The adoption of the 2030 Agenda and the Paris Agreement are very important steps forward in tackling several of the challenges we face. With a view to fulfilling the Agenda 2030 and the Sustainable Development Goals of the Agenda 2030, it is essential that the Secretary-General mobilizes the entire UN system, in cooperation with other international and regional organizations, civil society and the private sector, to support member states: they are the leaders of this process. The United Nations Development System must be reformed with this strategic objective.

Overall, reform is a permanent attitude and coordination a permanent must: a results-focused, people-centered and delivery-oriented coordination, not a bureaucratic process-oriented one.

 

What practical steps can the secretary general take to “foster inclusion, solidarity and the cohesion of multiethnic, multicultural and multireligious societies?”

The Secretary-General must be a determined advocate for the values of tolerance and solidarity – universal values that are shared by cultures and religions around the globe. The fact that societies are becoming increasingly multi-ethnic, multicultural and multi-religious is good. Diversity is a strength, not a weakness. To foster inclusion, states and societies must invest, politically, economically, socially and culturally, to avoid discrimination, intolerance, xenophobia and extremism, and ensure people have a sense of belonging.

In this regard and to ensure no one is left behind, I point to the importance of the Sustainable Development Goals, notably Goal 4, to ensure inclusive and equitable quality education, and Goal 16, to promote peaceful, just and inclusive institutions. And here again, the Secretary-General can play a very active role in making sure the Agenda 2030 is effectively implemented, as well as the agreements that were made in Paris on climate change. I see the Secretary-General role and the UN role as instrumental in supporting member states to make sure that as these recent landmark achievements are implemented they become a true success.

 

No institution can be all things to all people.

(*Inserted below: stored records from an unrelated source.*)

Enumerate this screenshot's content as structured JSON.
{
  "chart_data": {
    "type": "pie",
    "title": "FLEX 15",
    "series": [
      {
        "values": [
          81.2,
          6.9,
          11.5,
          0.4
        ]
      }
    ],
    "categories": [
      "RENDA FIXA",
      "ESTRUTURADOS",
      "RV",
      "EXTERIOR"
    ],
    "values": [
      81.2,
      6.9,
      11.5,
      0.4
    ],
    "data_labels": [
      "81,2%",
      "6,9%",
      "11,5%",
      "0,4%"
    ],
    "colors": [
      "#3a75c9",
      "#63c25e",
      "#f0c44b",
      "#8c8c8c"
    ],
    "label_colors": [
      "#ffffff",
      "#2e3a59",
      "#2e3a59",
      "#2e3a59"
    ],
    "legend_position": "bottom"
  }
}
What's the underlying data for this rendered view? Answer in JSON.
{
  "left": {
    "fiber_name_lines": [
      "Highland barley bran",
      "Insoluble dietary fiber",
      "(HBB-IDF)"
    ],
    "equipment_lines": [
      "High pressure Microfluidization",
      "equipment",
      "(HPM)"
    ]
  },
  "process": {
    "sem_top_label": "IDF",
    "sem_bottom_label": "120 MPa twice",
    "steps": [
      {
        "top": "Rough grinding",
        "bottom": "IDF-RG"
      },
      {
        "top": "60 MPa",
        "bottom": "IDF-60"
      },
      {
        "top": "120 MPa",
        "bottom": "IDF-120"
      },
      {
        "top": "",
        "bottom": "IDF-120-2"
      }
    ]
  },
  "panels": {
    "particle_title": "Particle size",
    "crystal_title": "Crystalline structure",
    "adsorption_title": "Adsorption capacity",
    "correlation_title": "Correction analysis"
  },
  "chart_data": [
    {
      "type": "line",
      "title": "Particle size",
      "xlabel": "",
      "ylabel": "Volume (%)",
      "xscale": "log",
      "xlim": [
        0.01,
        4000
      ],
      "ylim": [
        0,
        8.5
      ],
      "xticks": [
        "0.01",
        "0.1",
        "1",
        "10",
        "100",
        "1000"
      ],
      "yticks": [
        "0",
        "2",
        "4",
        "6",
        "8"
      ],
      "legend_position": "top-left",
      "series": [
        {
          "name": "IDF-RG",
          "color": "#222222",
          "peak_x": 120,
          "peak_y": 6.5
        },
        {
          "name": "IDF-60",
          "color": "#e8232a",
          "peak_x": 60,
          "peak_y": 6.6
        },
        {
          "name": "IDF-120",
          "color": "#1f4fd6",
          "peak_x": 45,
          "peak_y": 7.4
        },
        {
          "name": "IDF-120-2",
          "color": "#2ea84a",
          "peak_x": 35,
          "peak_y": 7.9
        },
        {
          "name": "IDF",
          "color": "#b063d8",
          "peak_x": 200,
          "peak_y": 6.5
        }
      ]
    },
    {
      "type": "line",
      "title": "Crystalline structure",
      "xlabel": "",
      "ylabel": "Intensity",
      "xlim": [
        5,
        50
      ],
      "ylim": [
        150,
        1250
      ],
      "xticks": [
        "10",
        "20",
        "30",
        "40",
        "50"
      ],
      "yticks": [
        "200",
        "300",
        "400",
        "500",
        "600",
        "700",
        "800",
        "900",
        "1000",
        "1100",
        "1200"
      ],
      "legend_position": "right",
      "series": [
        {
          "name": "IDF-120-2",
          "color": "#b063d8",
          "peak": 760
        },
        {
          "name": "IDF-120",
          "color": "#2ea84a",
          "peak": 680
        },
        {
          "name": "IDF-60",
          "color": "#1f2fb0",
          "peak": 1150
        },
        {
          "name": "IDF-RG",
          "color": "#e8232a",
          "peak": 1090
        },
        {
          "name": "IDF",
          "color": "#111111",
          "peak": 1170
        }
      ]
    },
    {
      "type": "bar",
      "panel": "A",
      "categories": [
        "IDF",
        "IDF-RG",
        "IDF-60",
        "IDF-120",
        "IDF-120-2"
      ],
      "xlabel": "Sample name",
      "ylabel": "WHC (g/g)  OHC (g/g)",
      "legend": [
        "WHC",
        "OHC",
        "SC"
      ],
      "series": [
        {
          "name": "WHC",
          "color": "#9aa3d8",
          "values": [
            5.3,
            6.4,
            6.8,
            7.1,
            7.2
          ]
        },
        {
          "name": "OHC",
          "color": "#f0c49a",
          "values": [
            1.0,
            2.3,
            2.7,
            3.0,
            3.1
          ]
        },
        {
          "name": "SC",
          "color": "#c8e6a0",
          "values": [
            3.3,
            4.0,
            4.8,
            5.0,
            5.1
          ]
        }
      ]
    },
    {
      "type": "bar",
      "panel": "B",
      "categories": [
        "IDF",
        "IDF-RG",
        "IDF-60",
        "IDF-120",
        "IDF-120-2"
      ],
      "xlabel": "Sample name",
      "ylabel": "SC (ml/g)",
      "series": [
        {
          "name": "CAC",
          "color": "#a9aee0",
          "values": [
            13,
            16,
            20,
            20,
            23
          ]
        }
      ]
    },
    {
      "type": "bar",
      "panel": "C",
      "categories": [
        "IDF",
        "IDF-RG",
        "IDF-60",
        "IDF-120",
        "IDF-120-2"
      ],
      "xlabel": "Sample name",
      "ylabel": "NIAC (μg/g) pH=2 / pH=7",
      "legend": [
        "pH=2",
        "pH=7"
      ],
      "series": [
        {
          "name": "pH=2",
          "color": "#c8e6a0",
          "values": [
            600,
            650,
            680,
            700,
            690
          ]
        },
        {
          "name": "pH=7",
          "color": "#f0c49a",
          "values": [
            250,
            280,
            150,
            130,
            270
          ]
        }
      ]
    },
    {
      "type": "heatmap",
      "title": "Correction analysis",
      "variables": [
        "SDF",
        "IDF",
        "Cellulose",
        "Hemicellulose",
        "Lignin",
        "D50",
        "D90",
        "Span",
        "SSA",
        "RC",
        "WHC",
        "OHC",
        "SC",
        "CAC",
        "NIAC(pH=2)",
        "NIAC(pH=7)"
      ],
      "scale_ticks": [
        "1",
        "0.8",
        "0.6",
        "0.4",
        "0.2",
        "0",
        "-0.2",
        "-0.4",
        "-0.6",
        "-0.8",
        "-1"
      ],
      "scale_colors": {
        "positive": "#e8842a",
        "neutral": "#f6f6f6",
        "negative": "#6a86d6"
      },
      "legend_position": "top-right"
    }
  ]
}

What things do you believe the UN should avoid trying to do?

We should be guided by the principle of subsidiarity, and avoid entrusting the UN what member states can do better. The UN cannot and should not replace its member states. It is an intergovernmental organization created by member states to better address common challenges, through collective action, within a spirit of shared responsibility. Moreover, the UN should only do what member states set a mandate for and establish the adequate means to do so.

UN agencies must respect state ownership. For example, it is up to the states to lead the implementation of the Sustainable Development Goals. They are the drivers. The UN’s job is to deliver full support to their implementation, notably through the UN Development System.

 

What benchmark should we use to evaluate the success of the next secretary general?

The contribution to the reduction of human suffering, in particular the suffering caused by violent conflict and atrocities.

A Secretary-General must continuously seek to contribute to reducing the number of conflicts and consequently the number of victims, people killed in conflict, wounded or forcibly displaced; the number of individuals suffering human rights violations and abuses; and the number of fellow human beings affected by hunger, catastrophic pandemics and sexual violence, notably women and children.

A stronger and trusted United Nations. It is essential to understand that the UN’s strength lies in its values. The values enshrined in the Charter, the values the UN stands for, the values all religions respect. So the ability to be an advocate for our true universal values is essential in the Secretary-General’s job to strengthen the UN and ensure its centrality and peoples’ trust.